Quando la morte non basta a separare due anime, il passato torna a reclamare ciò che gli è stato strappato. Dopo l’incidente che le ha tolto Andrea, Nina fugge in un piccolo paese di montagna, convinta che la quiete dei boschi possa restituirle pace. Ma la rocca che domina la valle custodisce più di semplici leggende: tra le sue mura, il ricordo diventa presenza, e l’amore perduto sembra chiamarla dalle carte dei Tarocchi. Ombre inquietanti, animali in rivolta, apparizioni che si moltiplicano: qualcosa si è risvegliato, e non intende fermarsi. Tutti parlano della contessa maledetta, donna ribelle cancellata dalla storia e condannata come strega. Ora il suo destino si intreccia con quello di Nina, in un legame oscuro che affonda nelle radici stesse della rocca. Con l’aiuto di Bastian, enigmatico falconiere che vive ai margini, Nina dovrà affrontare un mistero antico e una forza che non conosce pietà. Perché quando una maledizione attraversa i secoli, l’unico modo per spezzarla è scegliere cosa sacrificare. Un gotico contemporaneo che avvolge il lettore in un intreccio di mistero, desiderio e paura.
«Mi chiamo Nina, anche se il mio nome vero doveva essere Nena, come la cantante di 99 Luftballons, una canzone degli anni Ottanta che piaceva tanto a mia nonna. C’è stato poco tempo per decidere, e non poteva farlo mia mamma, che quando sono nata non ha deciso un bel niente perché dormiva. E così lo ha fatto l’addetto dell’anagrafe che ha sbagliato a trascriverlo e io ora mi chiamo Nina, come Nina Hagen, una cantante punk di Berlino che non piaceva a nessuno, tantomeno alla nonna che ci ha messo un bel po’ a digerirlo. Mia madre invece ha stabilito che dormire mentre intorno c’era un gran trambusto non era una cattiva idea e nel letto dell’ospedale ci è rimasta per molto tempo, non si è più svegliata. Quando sono cresciuta abbastanza da mettere in fila le lettere dell’alfabeto e poter leggere, mi sono arrampicata sulla libreria a costo di rompermi l’osso del collo e ho sfilato le sue cartelle cliniche nascoste dietro gli album. «Malformazione artero-venosa cerebrale, cuore bradicardico» sono le prime parole che ho imparato a pronunciare senza incespicare troppo sulla lingua e le uniche che mi ricordino mia madre.
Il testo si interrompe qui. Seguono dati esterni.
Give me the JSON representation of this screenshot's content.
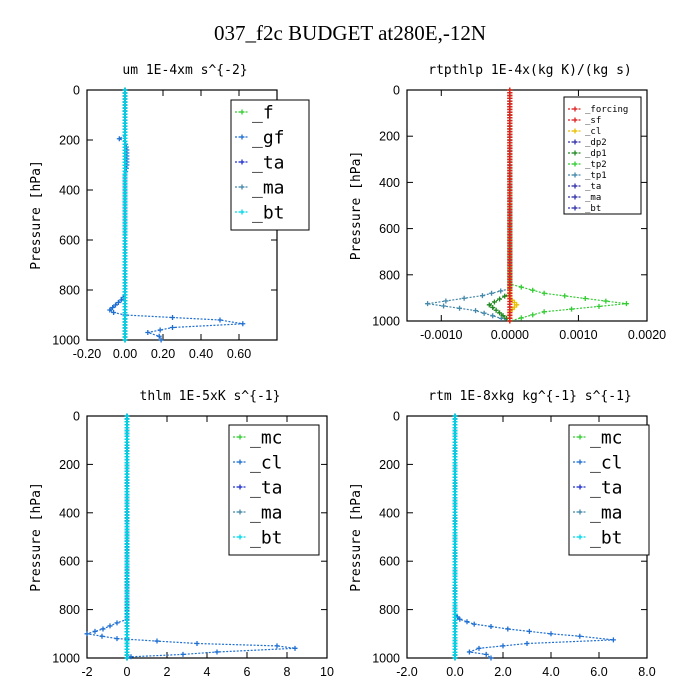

I dottori hanno fatto un taglio, mi hanno presa dalla sua pancia e così sono venuta al mondo. Nonna diceva sempre che ho guadagnato due mesi, perché sono nata due mesi prima del termine. Sono il mio bonus vita. È utile averne uno, anche se non sai mai quando ti servirà. Alcuni dicono che il futuro sia come una lunga strada di cui non vedi mai dietro la curva. Per altri è un fiume che, indipendentemente dal suo corso e dalle rocce che lo deviano, raggiunge il mare. Io non so dove porti la mia, di strada, ma a volte riesco a ingannarla e a sbirciare cosa accadrà, prima che scompaia dietro la curva.»
Isotta Salviati è nata di venerdì, con il Sole in Scorpione, in un paese all’ombra di un antico castello. Sempre sospesa fra il visibile e l’invisibile, vive insieme a Kali, una lupa nera del Lagorai, in una casa piena di specchi. Le sue protagoniste sono donne apparentemente comuni, chiamate ad affrontare soglie invisibili. Le loro storie, che sfiorano l’occulto, sembrano incredibili, eppure rivelano che il mistero più grande non è fuori, ma dentro di noi.